A restrição é instruída pelo Instituto Brasileiro de Meio Ambiente e Recursos Hídricos (Ibama), por meio da Instrução Normativa nº 25/2009, e reforçada no estado pela portaria nº 242/2011, do Instituto Ambiental do Paraná (IAP).

Essas regulamentações não foram suspensas pela portaria interministerial do Ministério do Meio Ambiente e Agricultura (192/2015), o que mantém a restrição da pesca durante o período em todos os rios do Paraná.

Entre as espécies que estão protegidas por essa restrição estão o Bagre, o Pintado, o Lambari, o Dourado e o Jaú. A pesca fica permitida apenas para as espécies exóticas, como, por exemplo, a Carpa, a Tilápia, o Tucunaré, o Apaiari e entre outras.

Fiscalização

Durante esse período, fiscais do IAP e a Polícia Ambiental reforçarão as ações de fiscalização em locais onde, historicamente, há concentração de pescadores e registros de pesca predatória e infrações ambientais.

Além desses locais, o transporte e a comercialização de pescados também serão fiscalizados. Estabelecimentos como peixarias e supermercados, e também os transportadores, precisam apresentar nos escritórios regionais IAP a declaração de seu estoque. Com a declaração, os peixes nativos em estoque poderão ser comercializados.

Multa

A pessoa que for flagrada pescando em desacordo com as restrições determinadas pela portaria será enquadrada na lei de crimes ambientais. A multa é de aproximadamente R$700,00 por pescador e mais de R$20,00 por quilo de peixe pescado. Além disso, os materiais de pesca como varas, redes e embarcações, poderão ser apreendidos pelos fiscais.

Reservatórios

Nesse período, a pesca será permitida somente para reservatórios artificiais e de espécies consideradas exóticas - que foram introduzidas no meio ambiente pelos seres humanos.

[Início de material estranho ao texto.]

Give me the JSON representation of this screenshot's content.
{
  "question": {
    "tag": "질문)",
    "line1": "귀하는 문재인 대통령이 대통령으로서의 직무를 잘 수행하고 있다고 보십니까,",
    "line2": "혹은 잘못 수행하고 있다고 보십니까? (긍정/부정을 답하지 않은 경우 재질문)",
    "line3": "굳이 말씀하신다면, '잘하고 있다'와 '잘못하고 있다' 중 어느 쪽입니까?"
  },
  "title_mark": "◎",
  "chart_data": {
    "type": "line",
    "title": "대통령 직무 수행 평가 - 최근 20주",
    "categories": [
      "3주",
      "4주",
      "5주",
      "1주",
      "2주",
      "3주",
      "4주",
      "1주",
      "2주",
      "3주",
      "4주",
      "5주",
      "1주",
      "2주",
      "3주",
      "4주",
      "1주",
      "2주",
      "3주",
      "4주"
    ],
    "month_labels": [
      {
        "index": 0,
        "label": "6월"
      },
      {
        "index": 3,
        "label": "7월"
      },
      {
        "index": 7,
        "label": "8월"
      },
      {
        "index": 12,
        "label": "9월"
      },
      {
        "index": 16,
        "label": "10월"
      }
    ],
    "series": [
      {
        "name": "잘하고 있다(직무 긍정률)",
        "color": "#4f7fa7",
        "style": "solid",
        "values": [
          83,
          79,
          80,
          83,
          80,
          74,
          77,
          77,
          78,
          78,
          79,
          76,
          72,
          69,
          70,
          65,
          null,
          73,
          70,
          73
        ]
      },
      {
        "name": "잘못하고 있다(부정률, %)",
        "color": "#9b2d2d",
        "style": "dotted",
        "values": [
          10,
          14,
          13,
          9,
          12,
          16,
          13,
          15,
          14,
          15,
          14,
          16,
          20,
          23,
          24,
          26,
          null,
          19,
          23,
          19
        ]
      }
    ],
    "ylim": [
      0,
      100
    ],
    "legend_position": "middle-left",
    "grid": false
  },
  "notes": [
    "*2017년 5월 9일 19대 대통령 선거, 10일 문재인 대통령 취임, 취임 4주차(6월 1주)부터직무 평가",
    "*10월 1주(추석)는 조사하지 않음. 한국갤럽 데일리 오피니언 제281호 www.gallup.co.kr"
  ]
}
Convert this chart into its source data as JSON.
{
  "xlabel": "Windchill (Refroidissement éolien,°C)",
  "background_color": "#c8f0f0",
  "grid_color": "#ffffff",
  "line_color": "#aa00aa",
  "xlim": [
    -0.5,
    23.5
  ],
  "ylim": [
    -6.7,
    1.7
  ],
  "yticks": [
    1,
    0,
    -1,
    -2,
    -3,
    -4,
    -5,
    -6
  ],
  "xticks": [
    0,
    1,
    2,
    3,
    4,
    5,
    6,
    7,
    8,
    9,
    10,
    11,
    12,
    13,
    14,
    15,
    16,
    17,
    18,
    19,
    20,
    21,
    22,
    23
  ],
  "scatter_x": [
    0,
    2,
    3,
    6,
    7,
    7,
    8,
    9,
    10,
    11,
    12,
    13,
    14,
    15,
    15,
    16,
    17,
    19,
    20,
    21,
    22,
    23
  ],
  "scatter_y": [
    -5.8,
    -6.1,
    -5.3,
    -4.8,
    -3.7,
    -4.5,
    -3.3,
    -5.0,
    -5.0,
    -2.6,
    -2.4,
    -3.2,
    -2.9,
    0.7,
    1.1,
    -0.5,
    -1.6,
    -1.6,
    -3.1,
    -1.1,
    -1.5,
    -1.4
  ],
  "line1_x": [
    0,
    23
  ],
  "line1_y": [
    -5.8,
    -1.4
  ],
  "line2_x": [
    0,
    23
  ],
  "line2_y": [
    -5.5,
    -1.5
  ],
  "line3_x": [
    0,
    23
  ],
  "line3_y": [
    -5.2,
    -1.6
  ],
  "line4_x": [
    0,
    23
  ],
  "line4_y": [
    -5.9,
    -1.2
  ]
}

“A pesca dessas espécies fica permitida porque elas causam desequilíbrio ambiental, uma vez que se alimentam das espécies nativas e não têm predadores naturais. Portanto, nesse caso, a pesca acaba contribuindo com o meio ambiente”, explica o presidente do IAP, Luiz Tarcísio Mossato Pinto.

Documentação

Tanto para a pesca amadora como para a profissional embarcada ou desembarcada é necessário a posse da autorização para a pesca amadora ou profissional emitido pelos órgãos federais. Pescar sem ter posse desse documento também é caracterizado um crime ambiental.

Segundo a portaria interministerial a atualização dos cadastros de pescadores profissionais deverá ser realizada pela superintendência do Ministério da Agricultura no Paraná.